Christine Wade, associate professor of political science and international studies at Washington College in Chestertown, Md.: "Though Nicaragua has generally received good marks from international creditors in fiscal management, there have been allegations that the Ortega administration was using pension funds to benefit programs and supporters. The reforms Ortega implemented were significantly milder than those proposed by the IMF and COSEP, Nicaragua’s private business association which initially called for protests, but many are wary about paying into a system rife with abuse.
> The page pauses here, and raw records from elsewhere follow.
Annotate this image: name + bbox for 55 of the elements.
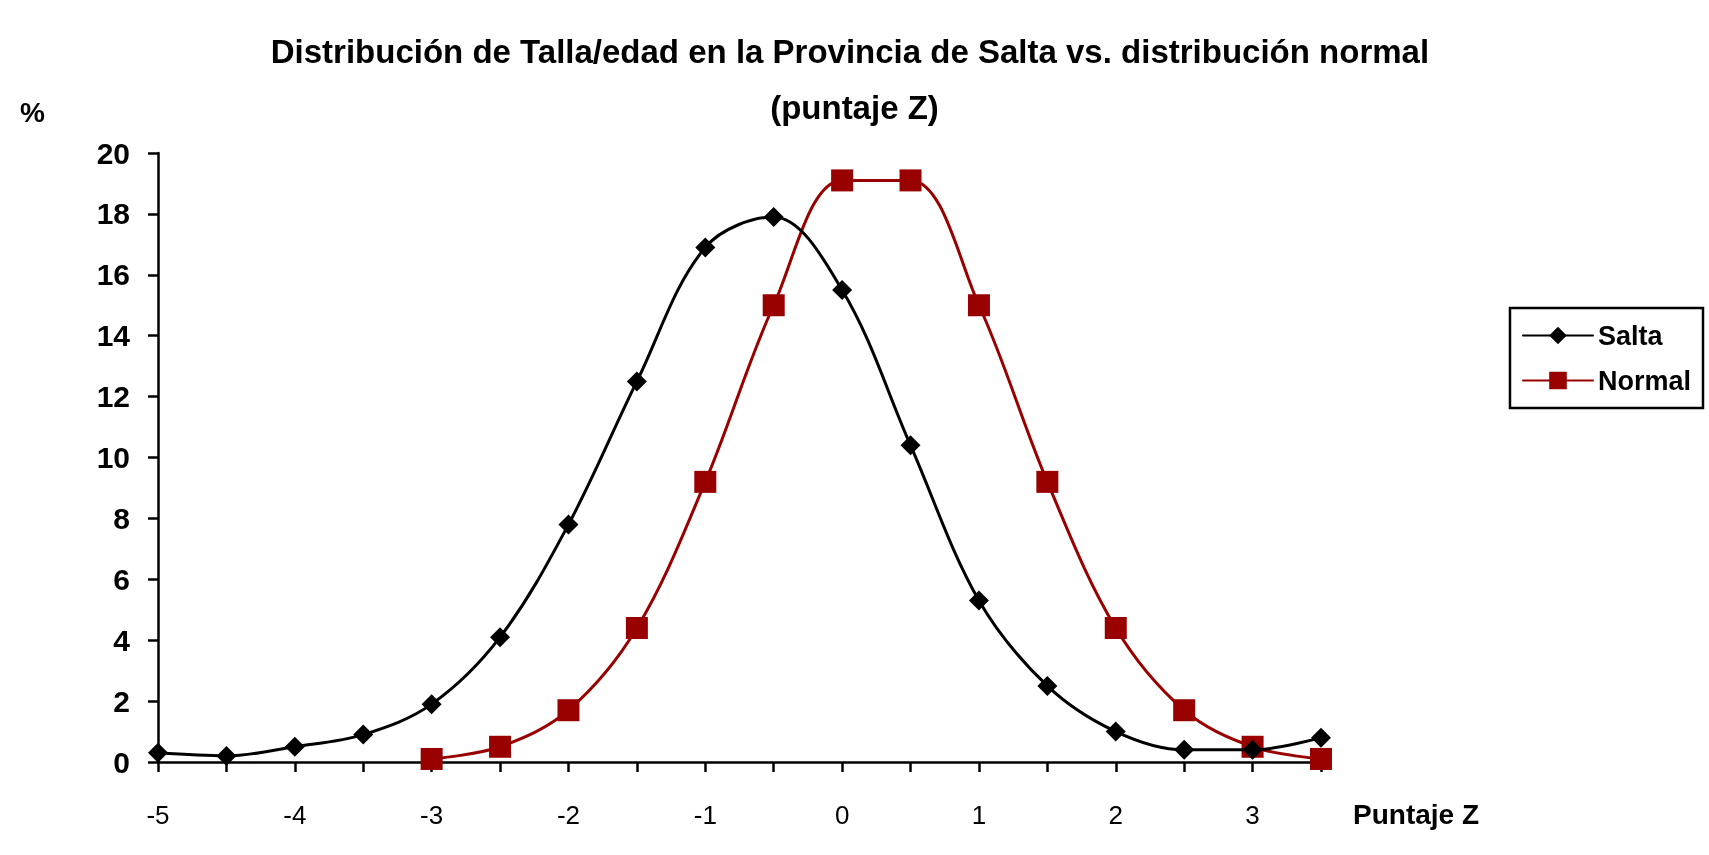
x-tick-label: -5 bbox=[146, 800, 170, 830]
legend-label: Normal bbox=[1597, 365, 1692, 396]
y-tick-label: 4 bbox=[113, 623, 131, 657]
point bbox=[557, 699, 580, 722]
y-tick-label: 10 bbox=[96, 441, 130, 474]
point bbox=[968, 590, 989, 611]
point bbox=[148, 742, 168, 763]
point bbox=[421, 694, 442, 715]
x-tick-label: 1 bbox=[971, 800, 987, 830]
x-axis-title: Puntaje Z bbox=[1353, 798, 1480, 830]
x-tick-label: 3 bbox=[1245, 800, 1260, 830]
legend-label: Salta bbox=[1597, 320, 1664, 351]
y-tick-label: 6 bbox=[113, 562, 130, 596]
y-tick-label: 2 bbox=[113, 684, 130, 718]
point bbox=[1173, 699, 1196, 722]
point bbox=[490, 627, 511, 648]
point bbox=[899, 169, 922, 192]
point bbox=[832, 280, 853, 301]
point bbox=[1311, 727, 1331, 748]
y-tick-label: 14 bbox=[96, 319, 131, 353]
point bbox=[695, 237, 716, 258]
chart-title: Distribución de Talla/edad en la Provincia de Salta vs. distribución normal (puntaje Z) bbox=[270, 32, 1439, 126]
y-tick-label: 16 bbox=[96, 258, 130, 292]
y-tick-label: 12 bbox=[96, 380, 130, 414]
y-tick-label: 0 bbox=[113, 745, 130, 779]
point bbox=[763, 206, 784, 227]
point bbox=[420, 747, 443, 770]
point bbox=[1037, 675, 1058, 696]
x-tick-label: 2 bbox=[1108, 800, 1123, 830]
x-tick-label: -3 bbox=[420, 800, 444, 830]
x-tick-label: -4 bbox=[283, 800, 307, 830]
point bbox=[762, 294, 785, 317]
x-tick-label: 0 bbox=[834, 800, 850, 830]
point bbox=[831, 169, 854, 192]
y-tick-label: 8 bbox=[113, 501, 130, 535]
point bbox=[626, 371, 647, 392]
point bbox=[1174, 739, 1195, 760]
point bbox=[353, 724, 374, 745]
point bbox=[967, 294, 990, 317]
point bbox=[1036, 470, 1059, 493]
point bbox=[1105, 721, 1126, 742]
y-axis-title: % bbox=[20, 96, 45, 128]
y-tick-label: 20 bbox=[96, 136, 130, 170]
point bbox=[1104, 617, 1127, 640]
x-tick-label: -1 bbox=[693, 800, 717, 830]
point bbox=[900, 435, 921, 456]
point bbox=[216, 745, 237, 766]
point bbox=[1310, 747, 1332, 770]
point bbox=[489, 735, 512, 758]
point bbox=[625, 617, 648, 640]
point bbox=[694, 470, 717, 493]
x-tick-label: -2 bbox=[556, 800, 581, 830]
y-tick-label: 18 bbox=[96, 197, 130, 231]
point bbox=[558, 514, 579, 535]
point bbox=[284, 736, 305, 757]
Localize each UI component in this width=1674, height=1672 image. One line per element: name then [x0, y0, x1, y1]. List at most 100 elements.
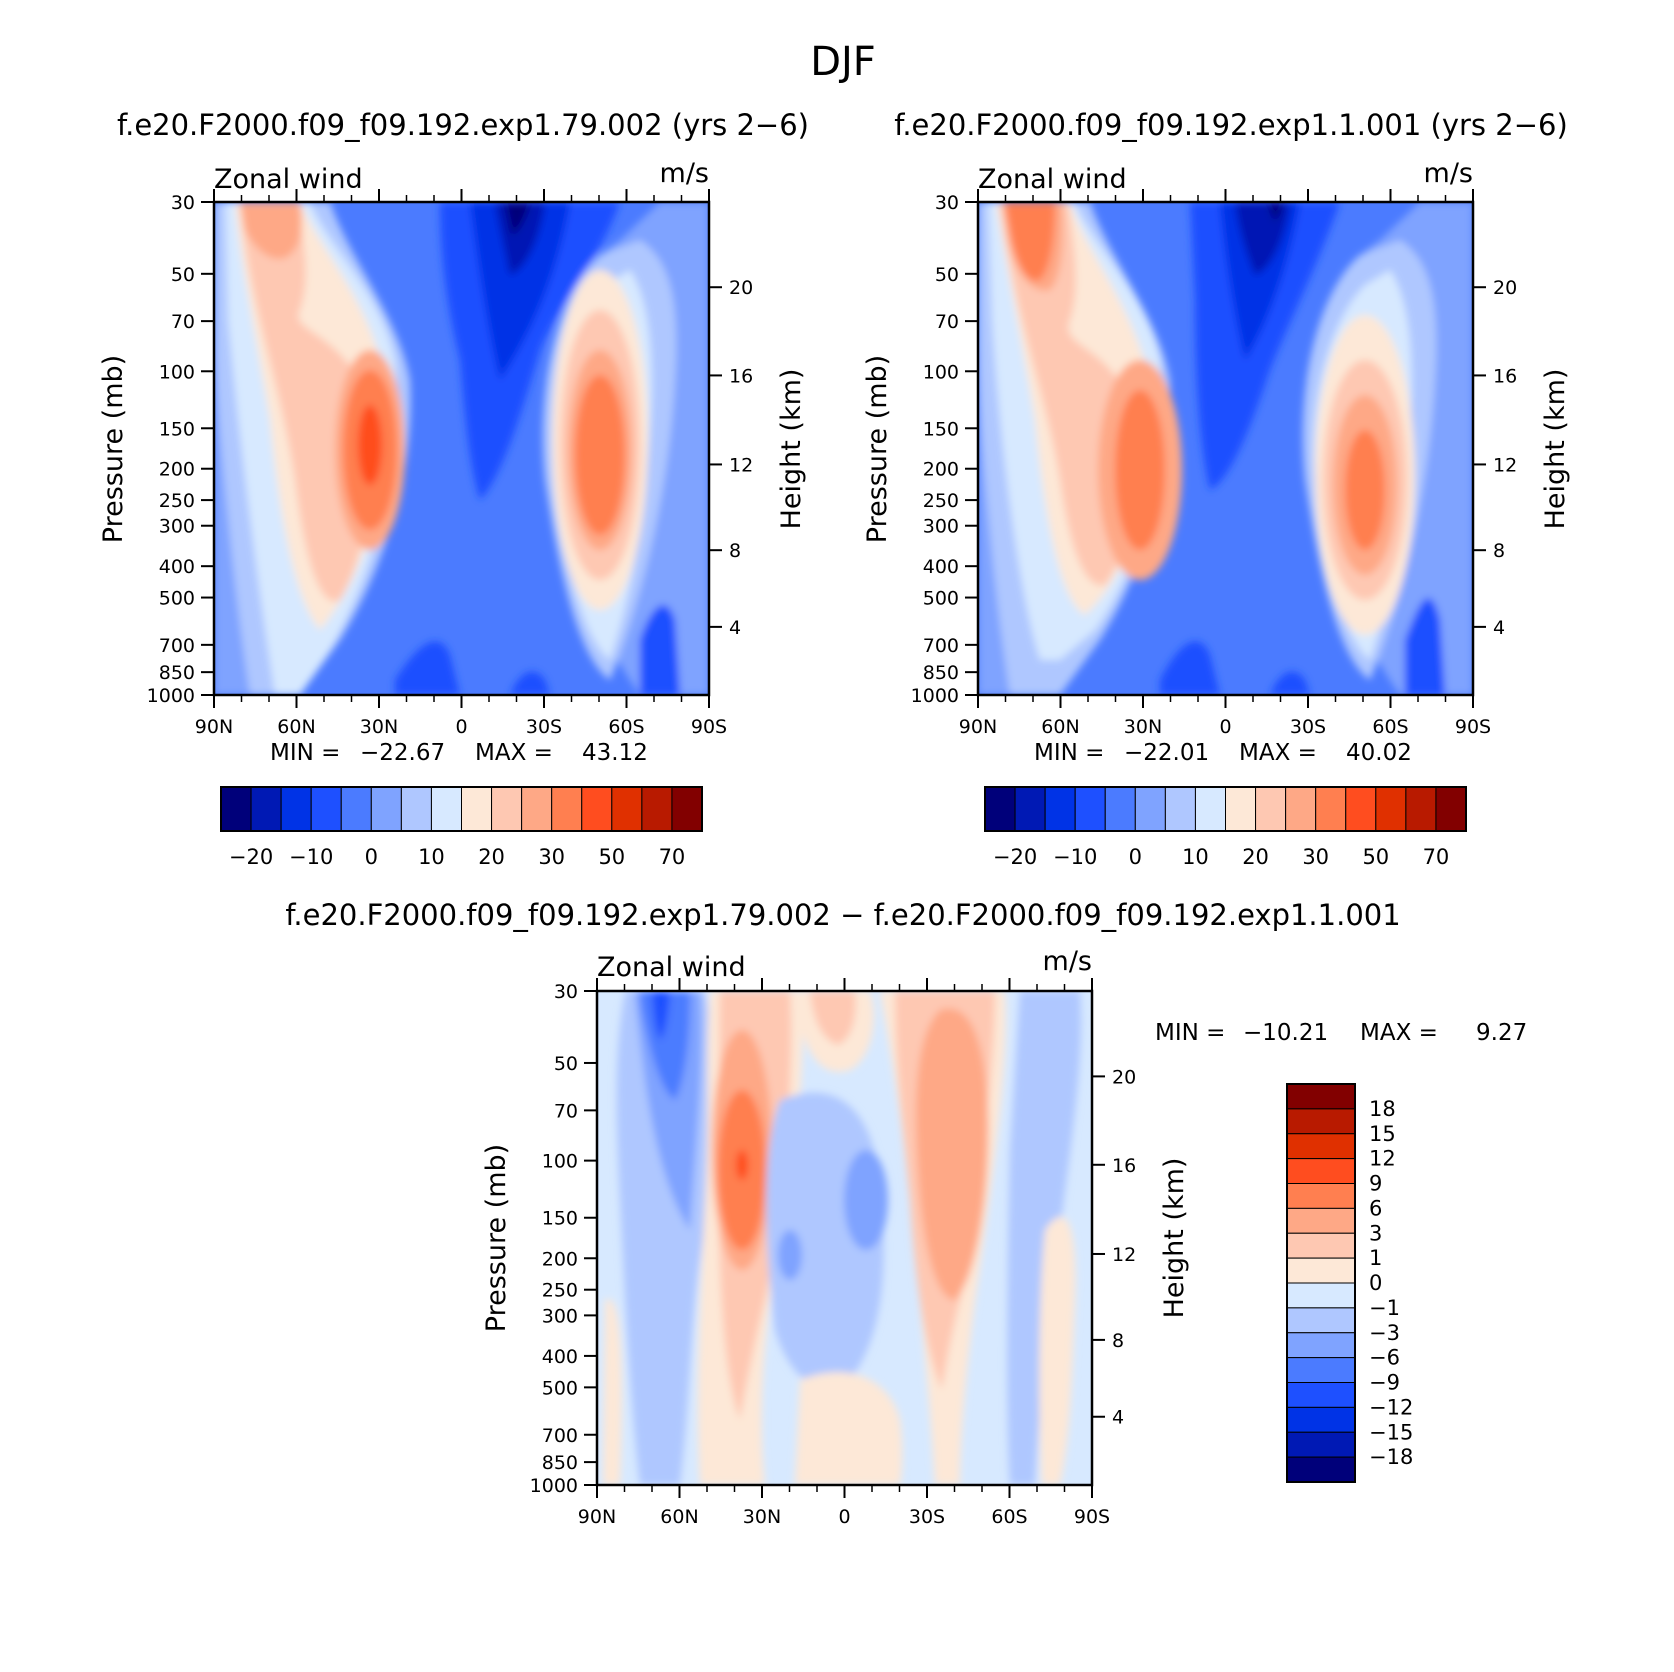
latitude-tick-label: 90N: [578, 1506, 616, 1528]
height-tick-label: 16: [1493, 365, 1517, 387]
colorbar-label: −15: [1369, 1420, 1413, 1444]
colorbar-swatch: [461, 786, 493, 832]
colorbar-label: 50: [598, 845, 625, 869]
panel-b-min-label: MIN =: [1034, 740, 1104, 766]
difference-ylabel: Pressure (mb): [481, 1144, 512, 1332]
pressure-tick-label: 1000: [911, 685, 959, 707]
latitude-tick-label: 90N: [959, 716, 997, 738]
panel-b: 3050701001502002503004005007008501000201…: [862, 158, 1571, 869]
pressure-tick-label: 100: [542, 1151, 578, 1173]
colorbar-frame: [984, 786, 1467, 832]
latitude-tick-label: 90S: [1074, 1506, 1110, 1528]
panel-a-min-value: −22.67: [360, 740, 445, 766]
difference-variable-label: Zonal wind: [597, 952, 746, 983]
latitude-tick-label: 30S: [526, 716, 562, 738]
pressure-tick-label: 700: [542, 1425, 578, 1447]
panel-b-contour-field: [978, 202, 1473, 695]
colorbar-label: −20: [229, 845, 273, 869]
difference-max-label: MAX =: [1360, 1020, 1438, 1046]
panel-a: 3050701001502002503004005007008501000201…: [98, 158, 807, 869]
pressure-tick-label: 250: [923, 490, 959, 512]
pressure-tick-label: 850: [923, 662, 959, 684]
colorbar-swatch: [491, 786, 523, 832]
latitude-tick-label: 0: [838, 1506, 850, 1528]
colorbar-swatch: [1286, 1257, 1356, 1284]
colorbar-label: −10: [1053, 845, 1097, 869]
latitude-tick-label: 90S: [1455, 716, 1491, 738]
pressure-tick-label: 500: [159, 588, 195, 610]
difference-units-label: m/s: [1043, 946, 1092, 977]
pressure-tick-label: 30: [171, 192, 195, 214]
colorbar-label: 30: [1302, 845, 1329, 869]
colorbar-label: 50: [1362, 845, 1389, 869]
colorbar-label: 70: [659, 845, 686, 869]
colorbar-label: 1: [1369, 1246, 1382, 1270]
colorbar-swatch: [370, 786, 402, 832]
pressure-tick-label: 850: [159, 662, 195, 684]
pressure-tick-label: 1000: [530, 1475, 578, 1497]
panel-b-variable-label: Zonal wind: [978, 164, 1127, 195]
height-tick-label: 20: [729, 277, 753, 299]
colorbar-label: −10: [289, 845, 333, 869]
colorbar-swatch: [1104, 786, 1136, 832]
height-tick-label: 12: [1493, 454, 1517, 476]
latitude-tick-label: 60S: [608, 716, 644, 738]
latitude-tick-label: 90N: [195, 716, 233, 738]
panel-a-y2label: Height (km): [776, 369, 807, 530]
height-tick-label: 16: [1112, 1155, 1136, 1177]
pressure-tick-label: 70: [554, 1100, 578, 1122]
colorbar-label: −20: [993, 845, 1037, 869]
colorbar-label: 10: [418, 845, 445, 869]
difference-y2label: Height (km): [1159, 1158, 1190, 1319]
latitude-tick-label: 60S: [1372, 716, 1408, 738]
panel-a-contour-field: [214, 202, 709, 695]
pressure-tick-label: 100: [923, 361, 959, 383]
latitude-tick-label: 30N: [1124, 716, 1162, 738]
colorbar-label: 15: [1369, 1122, 1396, 1146]
colorbar-swatch: [1286, 1158, 1356, 1184]
colorbar-swatch: [280, 786, 312, 832]
colorbar-swatch: [1225, 786, 1257, 832]
pressure-tick-label: 200: [542, 1248, 578, 1270]
pressure-tick-label: 70: [171, 311, 195, 333]
panel-b-ylabel: Pressure (mb): [862, 355, 893, 543]
height-tick-label: 12: [1112, 1244, 1136, 1266]
colorbar-swatch: [1194, 786, 1226, 832]
pressure-tick-label: 400: [923, 556, 959, 578]
pressure-tick-label: 700: [159, 635, 195, 657]
colorbar-swatch: [430, 786, 462, 832]
difference-panel: 3050701001502002503004005007008501000201…: [481, 946, 1527, 1528]
colorbar-swatch: [1375, 786, 1407, 832]
latitude-tick-label: 30N: [360, 716, 398, 738]
colorbar-swatch: [611, 786, 643, 832]
pressure-tick-label: 100: [159, 361, 195, 383]
colorbar-label: 12: [1369, 1147, 1396, 1171]
pressure-tick-label: 700: [923, 635, 959, 657]
colorbar-label: 10: [1182, 845, 1209, 869]
pressure-tick-label: 200: [159, 459, 195, 481]
height-tick-label: 12: [729, 454, 753, 476]
panel-b-colorbar: −20 −10 0 10 20 30 50 70: [984, 786, 1467, 869]
colorbar-swatch: [1286, 1357, 1356, 1383]
colorbar-swatch: [521, 786, 553, 832]
height-tick-label: 16: [729, 365, 753, 387]
colorbar-label: −1: [1369, 1296, 1400, 1320]
pressure-tick-label: 50: [171, 264, 195, 286]
colorbar-swatch: [671, 786, 703, 832]
colorbar-swatch: [641, 786, 673, 832]
panel-b-y2label: Height (km): [1540, 369, 1571, 530]
height-tick-label: 4: [729, 617, 741, 639]
colorbar-swatch: [581, 786, 613, 832]
pressure-tick-label: 300: [923, 516, 959, 538]
difference-min-label: MIN =: [1155, 1020, 1225, 1046]
colorbar-swatch: [1044, 786, 1076, 832]
colorbar-swatch: [1286, 1083, 1356, 1110]
colorbar-swatch: [1074, 786, 1106, 832]
panel-a-units-label: m/s: [660, 158, 709, 189]
colorbar-label: 30: [538, 845, 565, 869]
colorbar-swatch: [220, 786, 252, 832]
latitude-tick-label: 30N: [743, 1506, 781, 1528]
Anger surrounding the protests quickly escalated in response to repression by police and Sandinista Youth mobs. This very quickly became an anti-government protest. Based on the massive turnout for Saturday’s protests, the scale of which appears to be growing, not diminishing. Protestors have made numerous demands, ranging from accountability for the violence to the resignations of Ortega and his wife, Vice President Rosario Murillo. In recent days, the government has announced that it will install a truth commission to investigate the violence. It’s imperative that this commission be independent and represent a broad cross section of Nicaraguan society. Aminta Granera, the once-popular police chief, has resigned. The demand that Ortega resign is unrealistic. There’s no clear political alternative to Ortega at this moment, and he still enjoys popular support across a variety of sectors. A destabilized Nicaragua serves no one’s interests. With general elections in 2021, there’s a window for reforms that could lead to more democratic conditions. In addition to institutional reforms, Nicaragua needs new leadership across all political parties. It would help the current crisis if Ortega and Murillo would commit to not running in 2021."

Fulton Armstrong, senior fellow at American University’s Center for Latin America Studies and former U.S. National Intelligence Officer for Latin America: “President Daniel Ortega seemed to have found an effective governing model in recent years that, although eerily resembling that of the Somozas, served him well. Spreading the wealth from generous oil deals with Venezuela, he’d bought peace with some of his oldest political foes, including the country’s two biggest business organizations—COSEP and AmCham. The economy was doing well, social indicators were edging upward, the streets were among the safest in Central America, and the drug trade largely stayed out. He is now learning that the margin of error for a revolutionary in his mid-30s backed by a nine-member National Directorate in the 1980s is much greater than it is for a lonely 72-year-old authoritarian and his ambitious wife. He may be able to hold on for a while, but his image of invincibility has been irreversibly pierced. Even in Nicaragua, as insensitive gringos might say, corruption and manipulation have their limits, and the political model of Ortega and Rosario Murillo—his wife and vice president—is passé. The slogans and images that have enabled Ortega to govern with mediocrity for 20 of the past 38 years don’t resonate with a population whose median age is 25.7 years. What they see is Murillo furiously building an economic and political power base for herself and their children to succeed Daniel. Ortega has reversed himself on social security reform, but his government seems to be running on empty. Murillo has used up the reserves. Nicaraguans want better governance. The next question is whether Ortega’s political opponents, long hindered by venality and deep divisions, can provide it."

Editor’s note: The Advisor requested a comment on this topic from Nicaragua’s embassy in Washington but did not receive a response.